To analyze the sensitivity of both classes of architectures to hyper-parameter calibration, we investigated the accuracies distribution among all performed experiments. Histograms of accuracies for both classes of architectures are exhibited in Fig. 3. Clearly, most accuracies are concentrated near the best results of Table 1. We conclude that the robustness of both classes of architectures is not very sensitive to hyperparameter calibration, with most evaluated configurations achieving more than \(90\%\) of accuracy. Consequently, the number of trainable parameters (weights) is a relevant criterion to select the most appropriate model. As shown in Table 1, the best performing LRCN is the best choice, due to the smaller number of weights.

We conclude that both classes of architectures can robustly be applied to the recognition of dynamic Libras signs. The excellent results can be explained by the relatively simplicity of dynamic Libras signs, and give evidence that such models are appropriate to more complex situations, including, larger dictionaries of signs and continuous conversations.

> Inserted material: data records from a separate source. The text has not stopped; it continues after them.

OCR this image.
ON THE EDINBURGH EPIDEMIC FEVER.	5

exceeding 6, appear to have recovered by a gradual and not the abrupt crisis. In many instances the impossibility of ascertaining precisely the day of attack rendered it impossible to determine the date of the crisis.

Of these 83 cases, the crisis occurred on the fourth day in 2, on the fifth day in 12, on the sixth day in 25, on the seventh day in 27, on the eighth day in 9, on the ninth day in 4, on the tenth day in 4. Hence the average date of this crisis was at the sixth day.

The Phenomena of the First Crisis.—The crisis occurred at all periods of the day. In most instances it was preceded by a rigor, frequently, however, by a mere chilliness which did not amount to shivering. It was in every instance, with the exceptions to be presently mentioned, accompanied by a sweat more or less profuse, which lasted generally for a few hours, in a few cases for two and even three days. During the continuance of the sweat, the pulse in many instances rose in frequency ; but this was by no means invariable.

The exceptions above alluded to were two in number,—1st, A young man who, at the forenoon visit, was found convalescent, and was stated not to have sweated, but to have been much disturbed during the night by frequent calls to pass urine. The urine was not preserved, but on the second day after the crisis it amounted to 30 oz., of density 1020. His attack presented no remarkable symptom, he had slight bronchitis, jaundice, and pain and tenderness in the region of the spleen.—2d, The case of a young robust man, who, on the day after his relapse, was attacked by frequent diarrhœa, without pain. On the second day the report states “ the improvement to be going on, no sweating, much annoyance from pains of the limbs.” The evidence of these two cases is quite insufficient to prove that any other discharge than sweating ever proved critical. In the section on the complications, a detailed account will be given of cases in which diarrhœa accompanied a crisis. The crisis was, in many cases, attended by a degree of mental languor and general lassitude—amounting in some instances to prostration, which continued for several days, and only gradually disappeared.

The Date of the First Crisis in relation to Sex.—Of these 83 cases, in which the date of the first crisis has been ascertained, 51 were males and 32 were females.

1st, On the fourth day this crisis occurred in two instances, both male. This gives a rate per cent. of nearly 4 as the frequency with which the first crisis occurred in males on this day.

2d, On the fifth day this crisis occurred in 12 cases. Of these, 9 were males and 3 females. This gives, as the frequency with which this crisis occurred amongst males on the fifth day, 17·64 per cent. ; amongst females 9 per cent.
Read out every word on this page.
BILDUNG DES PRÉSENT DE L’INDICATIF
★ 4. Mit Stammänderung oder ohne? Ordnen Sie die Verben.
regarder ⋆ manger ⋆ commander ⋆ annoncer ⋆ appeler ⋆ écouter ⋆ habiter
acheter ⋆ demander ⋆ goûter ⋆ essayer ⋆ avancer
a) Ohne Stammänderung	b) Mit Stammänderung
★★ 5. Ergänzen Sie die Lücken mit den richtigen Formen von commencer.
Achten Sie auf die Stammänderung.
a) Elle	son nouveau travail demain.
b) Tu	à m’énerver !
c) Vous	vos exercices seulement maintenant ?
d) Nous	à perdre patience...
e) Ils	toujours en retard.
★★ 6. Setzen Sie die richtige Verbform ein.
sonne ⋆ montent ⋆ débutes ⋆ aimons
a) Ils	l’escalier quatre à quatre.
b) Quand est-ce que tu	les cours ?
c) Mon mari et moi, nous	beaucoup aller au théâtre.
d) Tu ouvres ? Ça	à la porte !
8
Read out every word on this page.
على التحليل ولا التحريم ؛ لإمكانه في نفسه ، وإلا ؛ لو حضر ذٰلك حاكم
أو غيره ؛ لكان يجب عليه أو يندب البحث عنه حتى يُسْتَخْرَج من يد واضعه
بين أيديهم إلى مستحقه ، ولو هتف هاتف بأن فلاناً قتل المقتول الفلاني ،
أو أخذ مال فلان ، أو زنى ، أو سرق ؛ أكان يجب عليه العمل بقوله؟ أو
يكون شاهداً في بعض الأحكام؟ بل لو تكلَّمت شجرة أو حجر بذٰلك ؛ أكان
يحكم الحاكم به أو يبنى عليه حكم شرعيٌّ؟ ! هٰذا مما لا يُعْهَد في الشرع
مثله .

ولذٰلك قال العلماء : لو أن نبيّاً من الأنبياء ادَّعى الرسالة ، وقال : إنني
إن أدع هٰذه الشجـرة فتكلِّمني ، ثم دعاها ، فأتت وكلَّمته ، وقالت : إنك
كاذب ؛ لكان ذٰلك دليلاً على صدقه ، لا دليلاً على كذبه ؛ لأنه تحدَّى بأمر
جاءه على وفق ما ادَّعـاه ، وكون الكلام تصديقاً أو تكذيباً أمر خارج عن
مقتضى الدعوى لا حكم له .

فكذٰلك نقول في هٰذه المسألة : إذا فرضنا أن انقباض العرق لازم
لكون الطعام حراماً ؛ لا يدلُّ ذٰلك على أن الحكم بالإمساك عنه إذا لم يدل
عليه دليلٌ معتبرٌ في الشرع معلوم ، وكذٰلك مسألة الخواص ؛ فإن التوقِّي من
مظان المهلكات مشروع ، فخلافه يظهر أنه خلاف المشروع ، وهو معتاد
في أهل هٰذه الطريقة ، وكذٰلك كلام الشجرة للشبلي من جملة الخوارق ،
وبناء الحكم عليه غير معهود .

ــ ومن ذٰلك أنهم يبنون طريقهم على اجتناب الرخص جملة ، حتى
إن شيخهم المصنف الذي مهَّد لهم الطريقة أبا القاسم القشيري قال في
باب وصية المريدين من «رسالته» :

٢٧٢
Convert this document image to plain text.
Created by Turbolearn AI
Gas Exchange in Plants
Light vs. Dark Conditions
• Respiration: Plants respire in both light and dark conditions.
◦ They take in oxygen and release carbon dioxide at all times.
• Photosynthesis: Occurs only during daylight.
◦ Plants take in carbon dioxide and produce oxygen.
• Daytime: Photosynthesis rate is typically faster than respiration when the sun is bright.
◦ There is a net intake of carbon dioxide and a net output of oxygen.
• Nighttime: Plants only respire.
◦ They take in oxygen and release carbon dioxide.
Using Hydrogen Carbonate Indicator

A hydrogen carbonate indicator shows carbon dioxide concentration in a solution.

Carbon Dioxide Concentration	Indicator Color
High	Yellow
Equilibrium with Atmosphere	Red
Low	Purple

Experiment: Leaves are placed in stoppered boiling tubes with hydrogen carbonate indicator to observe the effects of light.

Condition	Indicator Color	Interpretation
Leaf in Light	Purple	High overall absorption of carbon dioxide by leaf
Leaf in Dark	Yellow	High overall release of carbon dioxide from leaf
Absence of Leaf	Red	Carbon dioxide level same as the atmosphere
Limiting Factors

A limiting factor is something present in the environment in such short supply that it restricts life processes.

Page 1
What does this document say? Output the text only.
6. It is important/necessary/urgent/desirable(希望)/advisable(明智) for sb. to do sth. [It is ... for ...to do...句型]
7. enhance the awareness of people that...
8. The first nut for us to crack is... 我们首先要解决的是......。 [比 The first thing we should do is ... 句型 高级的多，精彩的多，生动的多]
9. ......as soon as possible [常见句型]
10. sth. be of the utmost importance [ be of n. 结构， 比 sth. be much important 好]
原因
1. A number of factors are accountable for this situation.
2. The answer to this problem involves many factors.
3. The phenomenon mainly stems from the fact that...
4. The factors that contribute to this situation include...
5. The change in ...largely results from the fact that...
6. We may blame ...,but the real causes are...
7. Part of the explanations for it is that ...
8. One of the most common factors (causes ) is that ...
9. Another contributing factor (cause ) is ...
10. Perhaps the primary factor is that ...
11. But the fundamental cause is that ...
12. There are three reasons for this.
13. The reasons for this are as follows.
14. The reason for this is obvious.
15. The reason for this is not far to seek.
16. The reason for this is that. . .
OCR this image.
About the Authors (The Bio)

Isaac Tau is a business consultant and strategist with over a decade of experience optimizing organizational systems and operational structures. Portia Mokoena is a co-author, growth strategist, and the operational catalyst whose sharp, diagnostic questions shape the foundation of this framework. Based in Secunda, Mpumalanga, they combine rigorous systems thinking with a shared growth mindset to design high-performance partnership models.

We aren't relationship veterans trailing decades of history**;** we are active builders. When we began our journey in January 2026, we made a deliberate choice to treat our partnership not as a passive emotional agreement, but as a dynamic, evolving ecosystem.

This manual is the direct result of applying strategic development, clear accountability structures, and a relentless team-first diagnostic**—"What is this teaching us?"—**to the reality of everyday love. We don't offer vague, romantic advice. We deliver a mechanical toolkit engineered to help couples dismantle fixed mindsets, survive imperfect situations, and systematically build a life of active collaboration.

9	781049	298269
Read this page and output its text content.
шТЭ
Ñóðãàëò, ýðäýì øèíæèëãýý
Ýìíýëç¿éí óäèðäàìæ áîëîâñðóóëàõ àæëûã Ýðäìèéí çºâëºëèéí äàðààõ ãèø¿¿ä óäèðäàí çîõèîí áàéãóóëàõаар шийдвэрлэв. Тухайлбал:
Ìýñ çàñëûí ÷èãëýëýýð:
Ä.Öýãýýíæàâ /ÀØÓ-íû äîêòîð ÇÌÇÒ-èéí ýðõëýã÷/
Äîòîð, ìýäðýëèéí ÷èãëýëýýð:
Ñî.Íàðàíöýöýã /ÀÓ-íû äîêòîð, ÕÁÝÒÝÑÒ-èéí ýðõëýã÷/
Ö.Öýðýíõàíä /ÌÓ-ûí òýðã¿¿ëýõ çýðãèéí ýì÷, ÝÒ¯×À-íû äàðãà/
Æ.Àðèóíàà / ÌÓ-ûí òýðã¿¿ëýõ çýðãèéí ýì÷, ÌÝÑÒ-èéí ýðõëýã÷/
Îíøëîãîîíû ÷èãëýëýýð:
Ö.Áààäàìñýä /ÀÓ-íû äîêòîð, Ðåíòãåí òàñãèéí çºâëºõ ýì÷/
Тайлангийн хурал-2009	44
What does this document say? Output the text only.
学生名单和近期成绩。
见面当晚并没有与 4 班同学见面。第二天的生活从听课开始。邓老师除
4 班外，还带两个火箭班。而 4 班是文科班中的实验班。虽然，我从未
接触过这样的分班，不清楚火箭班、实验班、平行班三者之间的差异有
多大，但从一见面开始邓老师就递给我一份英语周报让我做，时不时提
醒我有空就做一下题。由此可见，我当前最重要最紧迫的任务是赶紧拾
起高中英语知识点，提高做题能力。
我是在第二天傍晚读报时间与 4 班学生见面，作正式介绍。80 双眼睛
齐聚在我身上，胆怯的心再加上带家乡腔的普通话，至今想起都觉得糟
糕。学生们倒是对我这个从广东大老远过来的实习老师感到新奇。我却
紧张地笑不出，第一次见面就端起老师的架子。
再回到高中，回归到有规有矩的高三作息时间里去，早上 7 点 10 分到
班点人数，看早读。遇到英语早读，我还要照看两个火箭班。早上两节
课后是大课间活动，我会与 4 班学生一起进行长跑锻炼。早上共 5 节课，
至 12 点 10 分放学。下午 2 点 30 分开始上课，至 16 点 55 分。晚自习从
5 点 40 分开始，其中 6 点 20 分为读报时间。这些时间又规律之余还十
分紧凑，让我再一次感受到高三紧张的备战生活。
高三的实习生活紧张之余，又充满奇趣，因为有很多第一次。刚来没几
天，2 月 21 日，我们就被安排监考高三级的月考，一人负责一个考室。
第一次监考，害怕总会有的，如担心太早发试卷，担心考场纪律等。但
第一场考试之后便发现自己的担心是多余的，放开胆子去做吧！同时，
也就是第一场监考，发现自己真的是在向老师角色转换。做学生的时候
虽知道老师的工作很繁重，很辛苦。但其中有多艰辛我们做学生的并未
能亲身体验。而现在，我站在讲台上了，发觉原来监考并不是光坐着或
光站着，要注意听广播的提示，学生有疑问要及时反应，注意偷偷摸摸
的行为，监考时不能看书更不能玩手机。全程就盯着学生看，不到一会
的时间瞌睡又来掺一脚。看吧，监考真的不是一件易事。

However, in contrast to 3D CNNs, LRCNs have the ability to output partial probabilities for each time step, which may be very useful in such situations.

Table 1. Accuracy of the best evaluated 3DCNNs and LRCNs models.
Fig. 3.
figure 3

Histograms of accuracies of the evaluated deep models. Horizontal axes represent relative accuracies, and vertical axes the relative frequencies.

3.2 Comparison

In this section we compare the best performing deep model with a baseline method. The objective is to show that, although most dynamic Libras signs are relatively easy to be recognized by deep models, a naive classifier will not be appropriate in this situation. In this experiment, we consider that the same inputs given to the 3D CNNs (raw depth video) are given to a multi-class one-versus-all SVM classifier. We adopt the popular rbf kernel, and calibrate both its radius \(\gamma \) and the regularization parameter C. Both parameters are calibrated by exhaustive grid search and cross-validation, using the same fraction of 70% of samples for training and 30% for validation. The best performing model was given by \(\gamma =0.1\) and \(C=1\), achieving only \(63\%\) of accuracy, in comparison with \(99.8\%\) of the best deep model of Table 1.

4 Conclusion

In this work we proposed and experimented deep models for the recognition of dynamic signs of Libras from depth data. Several variants of LRCNs and 3D CNNs revealed high robustness for the recognition of segmented signs. As future work, we expect the proposed models to be combined with other techniques, such as skeleton trackers, to recognize more complex conversations of Libras, including arms and body movement, so that the machine would be capable of translating a Libras conversation in real-time. The collection of larger datasets would also be required to turn this objective feasible. In addition, research on online recognition methods would also be necessary, in such a way that unsegmented data could be given as input to the machine to identify phrases and words.